There’s no company rise and fall that more typifies the marijuana rush in Canada than Medijean.
Today, a few kilometres away from where I’m typing, a research and grow facility that Medijean designed to be a world leader, that cost some $10 million to put together, will go under the auctioneer’s hammer. Able Auctions says around $1 million of gear will be sold, much of it still in the original wrapping.
Not included in the sale will be Medijean’s level 10 vault. That, from now on, will be used to store toilet paper for a hotel supply business that has taken over the building.
The Medijean story is a dumb one. From the outset it was just a clown car and it never got better than that level.
Let’s start with naming your company after yourself. Imagine if I started an MMPR and called it ParryWeed. Yoinks.
But Jean Chiasson did just that, starting Medijean with reportedly $10 million of his family’s money. According to multiple sources, Young Chiasson had been reportedly flailing about in life, all rich and gormless and into weed, when legalization showed up and Old Chiasson saw an opportunity to get the kid on a good path.
So the money was plonked down to finance Jean’s dream of being a legal weed kingpin. It’ll be great! He’ll really come into his own at last. Family get-togethers will be so much easier..
So with big money spent on the building ($5m), machines that looked pretty and lots of white lab coats, and 35 staff (for an operation that had no grow license), Chiasson The Dimmer set about getting his MMPR application done.
Cart before the horse? Sure. As far back as January 2014, Chiasson was telling reporters he expected to have his license by ‘early 2014,’ which was jusssst a bit off target in hindsight.
But the city approved their permits, and the company even reportedly got through a Health Canada security check.
Then, allegedly, according to unverified reports, gossip and he said/she said, the kid got a little ‘tired and emotional’ one weekend and, depending on which story you listen to, either got happy with his fists in a domestic capacity, or went on a cocaine bender, or both – or neither. Chiasson says the accusation is he was hooked into organized crime, which is hardly better.
Either way, the cops got involved and Health Canada caught wind and did a second security check, which Blue Jean duly failed.
So many problems here. First, without the Jean in Medijean, how would anything move forward? Surely Chaisson had no intention of stepping aside and letting someone else ride the pony his pappy had paid for, because the whole thing was designed to give the playboy partyboy some sort of reason for being in the first place.
But second, and more important, Chiasson went to Twitter and started tossing his fellow execs under the bus without a moment of forethought. And then ran that bus back and forth over them a few times, and then lit their crumpled bodies on fire.
“[Medijean Chief Strategy Officer] Anton Mattadeen talks bullshit. Knows nothing of medical marijuana,” said one tweet. “[Chief Operating Officer] Chris Dollard knows nothing of medical marijuana or the business of medical marijuana. Before this year he was just a user,” he sprayed in another.
So that’s healthy. But it wasn’t the end of the shit show.
“Liar. Thief. Bullshit artist”, Chiasson said of his Director of Research, Charles Scott. According to the now flipping out CEO, Scott “wrote false anonymous letters to Health Canada and RCMP” and “raped and pillaged us.”
Chiasson would also yell that he was going to sue Health Canada – and the RCMP, which was headquartered literally right next door to his facility. So many smart moves.
Of course, everyone eventually sobers up for a few hours and realizes they’ve become a human tire fire, so Chiasson told reporters his Twitter account had been hacked, which is the sort of unmitigated bullshit that has never worked, yet still gets wheeled out with regularity by people who only ever seem to experience hackers when their social media accounts say something ridiculous in their name.
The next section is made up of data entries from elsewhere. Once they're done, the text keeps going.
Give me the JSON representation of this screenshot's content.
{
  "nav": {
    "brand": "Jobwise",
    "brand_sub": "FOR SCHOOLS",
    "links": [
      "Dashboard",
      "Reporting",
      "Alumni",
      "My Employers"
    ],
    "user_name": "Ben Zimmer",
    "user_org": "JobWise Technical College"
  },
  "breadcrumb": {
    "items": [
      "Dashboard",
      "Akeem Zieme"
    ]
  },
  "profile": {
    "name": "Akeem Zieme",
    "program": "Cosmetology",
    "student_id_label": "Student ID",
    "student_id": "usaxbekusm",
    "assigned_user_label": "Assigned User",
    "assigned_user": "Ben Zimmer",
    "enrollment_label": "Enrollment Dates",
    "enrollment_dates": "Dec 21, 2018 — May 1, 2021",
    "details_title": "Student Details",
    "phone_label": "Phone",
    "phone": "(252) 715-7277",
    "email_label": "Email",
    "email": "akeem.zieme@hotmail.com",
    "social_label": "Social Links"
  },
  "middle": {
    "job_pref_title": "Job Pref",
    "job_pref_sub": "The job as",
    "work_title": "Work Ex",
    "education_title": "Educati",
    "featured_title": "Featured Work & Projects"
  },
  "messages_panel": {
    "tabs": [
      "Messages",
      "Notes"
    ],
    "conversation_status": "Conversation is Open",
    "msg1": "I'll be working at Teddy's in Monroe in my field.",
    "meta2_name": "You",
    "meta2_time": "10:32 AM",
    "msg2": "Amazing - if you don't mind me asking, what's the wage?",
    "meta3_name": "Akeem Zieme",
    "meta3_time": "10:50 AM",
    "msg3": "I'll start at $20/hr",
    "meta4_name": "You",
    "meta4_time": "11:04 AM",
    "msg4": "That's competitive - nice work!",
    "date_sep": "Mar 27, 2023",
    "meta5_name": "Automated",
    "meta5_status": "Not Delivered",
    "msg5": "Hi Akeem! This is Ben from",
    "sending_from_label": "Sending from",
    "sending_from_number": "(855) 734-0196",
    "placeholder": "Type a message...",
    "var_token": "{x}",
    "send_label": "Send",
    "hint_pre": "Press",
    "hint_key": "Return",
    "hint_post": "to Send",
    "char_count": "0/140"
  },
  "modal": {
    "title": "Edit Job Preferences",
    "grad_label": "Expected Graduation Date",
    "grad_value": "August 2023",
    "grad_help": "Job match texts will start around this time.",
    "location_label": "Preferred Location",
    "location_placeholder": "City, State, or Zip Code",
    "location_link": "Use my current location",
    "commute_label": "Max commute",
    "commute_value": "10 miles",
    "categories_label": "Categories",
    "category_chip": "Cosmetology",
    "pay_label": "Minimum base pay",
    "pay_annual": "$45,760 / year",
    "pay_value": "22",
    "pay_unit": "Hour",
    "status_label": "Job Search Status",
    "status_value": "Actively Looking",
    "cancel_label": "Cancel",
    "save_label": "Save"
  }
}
Weird.
Regardless, Chiasson later told media he agreed with what the hackers had posted. In fact, to this day he has this retweet on his feed:
@jeanchiasson Google the names of employees next time.CS does this to everyone,join the club.Charles is an informant I believe
— Gabrielle Butterfiel (@butterfield67) September 21, 2014
So I think we can safely assume Chiasson’s tires continue to burn.
So what happened next? Juicy shit is what. Allegedly.
I hear from someone close to the asset sale that while Health Canada was being appealed to and harassed on the regular, someone was sliding ‘research weed’ through the side door and selling it on the street. I couldn’t tell you if that someone’s name rhymes with Schmiasson.
But when Pappy Chiasson caught wind of this, he gave the crew 15 minutes to get their things, changed the locks, and sold the building ASAP.
No ‘let’s bring in a new CEO’, no ‘let’s sell the facility to another weed company and get some of our money back’ – nope. Kill it. End it. Burn it all. F’ing kids, amirite?
The new owner of the Medijean building is a hotel supply company, and they wanted nothing to do with the old business. Thus, the whole kit and caboodle is selling at Able Auctions in Richmond today. Gonna go see who shows up.
And thus ends one of the dumber chapters of the Canadian weed space.
Anyone need a Charmin hookup? I know a guy.